Perched atop a mountain in the French Pyrenees, the Pic du Midi observatory at 9,439 feet up was fitted with a 42-inch telescope in 1963, paid for by NASA, to take photographs of the Moon. It's a fabulous place to visit; its Nuit au sommet package consists of dinner, unbeatable stargazing and a night in the scientists' quarters.
The “Lunar Analogue”
Apollo astronauts were brilliant pilots, but knew nothing of geology. Cue extensive training by scientists in the most Moon-like environments of “magnificent desolation” NASA could find—the San Francisco volcanic field in northern Arizona.
The main “lunar analogue” areas were in Sunset Crater National Monument, about 15 miles north of Flagstaff, Arizona. At Cinder Lake, NASA used dynamite to create Crater Field 1 and Crater Field 2. The first is the best preserved. Astronauts also visited nearby Lowell Observatory, which also produced over 100 moon maps for the Apollo program.
Apollo 11's recovery ship
It may have been the Columbia capsule that brought Armstrong, Aldrin and Collins back to Earth, but it was the USS Hornet that found them in the Pacific Ocean after their splashdown southwest of Hawaii at 11:49 a.m. (CDT) on July 24, 1969.
This Essex-class aircraft carrier, built and used during World War II, was the recovery ship for both Apollo 11 and Apollo 12, and has on display memorabilia, photos, and a Mobile Quarantine Facility exactly like the one the Apollo 11 astronauts were locked inside of while on the USS Hornet in case they were carrying Moon pathogens (though actually it's from Apollo 14).
Buzz's favourite vacation spot
Gili Lankanfushi’s Private Reserve, the Maldives
Once you've been around all the Apollo 11 landmarks, you'll need some R&R.
“Everyone needs space,” said the second man on the Moon, but this time he's talking about the largest overwater villa in the world at Gili Lankanfushi in the Maldives.
With its own 63-metre fresh water swimming pool, jacuzzi, butler and personal chef (rates from $11,000-$23,630 per night), this is the kind if place you get to stay if you're in the Moon-club, but Buzz insists he likes it for the scuba diving: “Scuba diving in the ocean has a similar freedom to being in space, particularly when you’re upside down,” he said.

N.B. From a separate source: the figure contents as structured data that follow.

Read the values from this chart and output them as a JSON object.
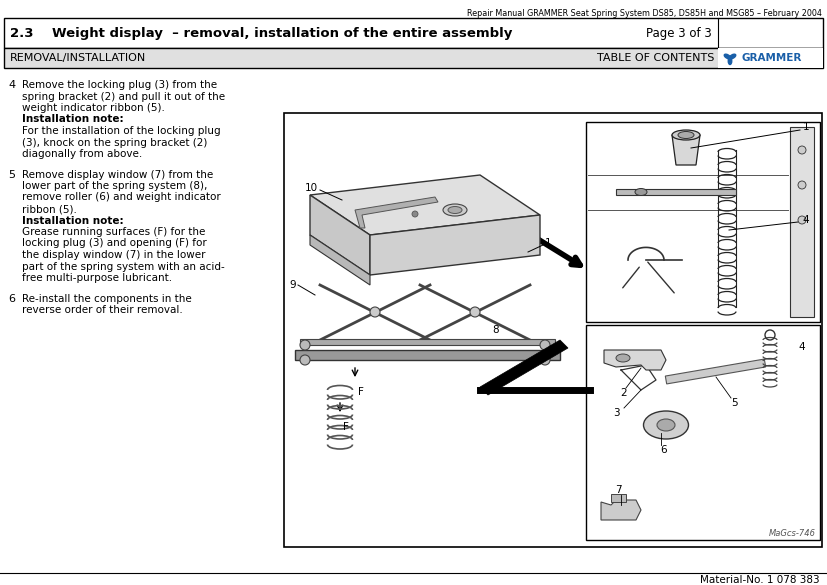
{
  "header_top_text": "Repair Manual GRAMMER Seat Spring System DS85, DS85H and MSG85 – February 2004",
  "title_left": "2.3    Weight display  – removal, installation of the entire assembly",
  "title_right": "Page 3 of 3",
  "subtitle_left": "REMOVAL/INSTALLATION",
  "subtitle_right": "TABLE OF CONTENTS",
  "grammer_text": "GRAMMER",
  "footer_text": "Material-No. 1 078 383",
  "bg_color": "#ffffff",
  "text_color": "#000000",
  "grammer_color": "#1a5fa8",
  "diagram_note": "MaGcs-746",
  "body_items": [
    {
      "num": "4",
      "lines": [
        [
          "n",
          "Remove the locking plug (3) from the"
        ],
        [
          "n",
          "spring bracket (2) and pull it out of the"
        ],
        [
          "n",
          "weight indicator ribbon (5)."
        ],
        [
          "b",
          "Installation note:"
        ],
        [
          "n",
          "For the installation of the locking plug"
        ],
        [
          "n",
          "(3), knock on the spring bracket (2)"
        ],
        [
          "n",
          "diagonally from above."
        ]
      ]
    },
    {
      "num": "5",
      "lines": [
        [
          "n",
          "Remove display window (7) from the"
        ],
        [
          "n",
          "lower part of the spring system (8),"
        ],
        [
          "n",
          "remove roller (6) and weight indicator"
        ],
        [
          "n",
          "ribbon (5)."
        ],
        [
          "b",
          "Installation note:"
        ],
        [
          "n",
          "Grease running surfaces (F) for the"
        ],
        [
          "n",
          "locking plug (3) and opening (F) for"
        ],
        [
          "n",
          "the display window (7) in the lower"
        ],
        [
          "n",
          "part of the spring system with an acid-"
        ],
        [
          "n",
          "free multi-purpose lubricant."
        ]
      ]
    },
    {
      "num": "6",
      "lines": [
        [
          "n",
          "Re-install the components in the"
        ],
        [
          "n",
          "reverse order of their removal."
        ]
      ]
    }
  ]
}
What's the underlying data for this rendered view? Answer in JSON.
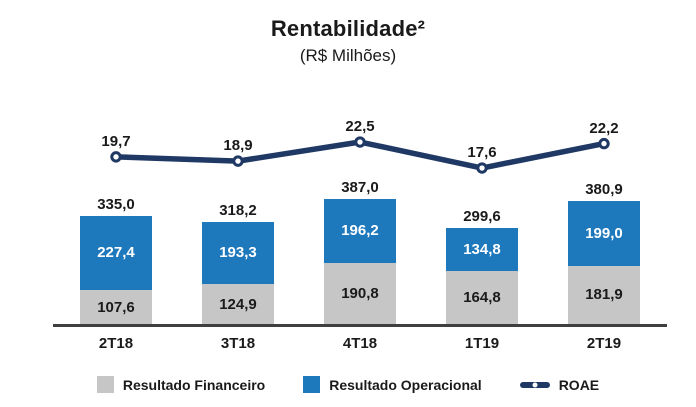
{
  "title": "Rentabilidade²",
  "subtitle": "(R$ Milhões)",
  "colors": {
    "financeiro_gray": "#C6C6C6",
    "operacional_blue": "#1E78BC",
    "roae_navy": "#1F3864",
    "axis": "#3F3F3F",
    "text_dark": "#1A1A1A",
    "label_on_blue": "#FFFFFF"
  },
  "legend": {
    "items": [
      {
        "label": "Resultado Financeiro"
      },
      {
        "label": "Resultado Operacional"
      },
      {
        "label": "ROAE"
      }
    ]
  },
  "chart_data": {
    "type": "bar",
    "subtype": "stacked-bars-with-line-overlay",
    "categories": [
      "2T18",
      "3T18",
      "4T18",
      "1T19",
      "2T19"
    ],
    "series": [
      {
        "name": "Resultado Financeiro",
        "type": "bar",
        "stack_position": "bottom",
        "values": [
          107.6,
          124.9,
          190.8,
          164.8,
          181.9
        ],
        "labels": [
          "107,6",
          "124,9",
          "190,8",
          "164,8",
          "181,9"
        ]
      },
      {
        "name": "Resultado Operacional",
        "type": "bar",
        "stack_position": "top",
        "values": [
          227.4,
          193.3,
          196.2,
          134.8,
          199.0
        ],
        "labels": [
          "227,4",
          "193,3",
          "196,2",
          "134,8",
          "199,0"
        ]
      },
      {
        "name": "ROAE",
        "type": "line",
        "values": [
          19.7,
          18.9,
          22.5,
          17.6,
          22.2
        ],
        "labels": [
          "19,7",
          "18,9",
          "22,5",
          "17,6",
          "22,2"
        ]
      }
    ],
    "totals": [
      335.0,
      318.2,
      387.0,
      299.6,
      380.9
    ],
    "total_labels": [
      "335,0",
      "318,2",
      "387,0",
      "299,6",
      "380,9"
    ],
    "title": "Rentabilidade²",
    "subtitle": "(R$ Milhões)",
    "xlabel": "",
    "ylabel": "R$ Milhões",
    "grid": false,
    "value_label_decimal_separator": ",",
    "legend_position": "bottom"
  }
}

If anyone asks him to point out Tranquility Base, it's no problem—there's a telescope on hand, too.
Neil Armstrong's spacesuit
Although this museum is all about Ohio's contributions to spaceflight, it's no accident that it's located in the hometown of Neil Armstrong.
As such, it's an Apollo 11 geek fest, with the commander's Apollo 11 space suit the clear highlight. However, it's also got some moon rock, the Armstrong-piloted Gemini 8 spacecraft and even the small plane in which the great man learned to fly.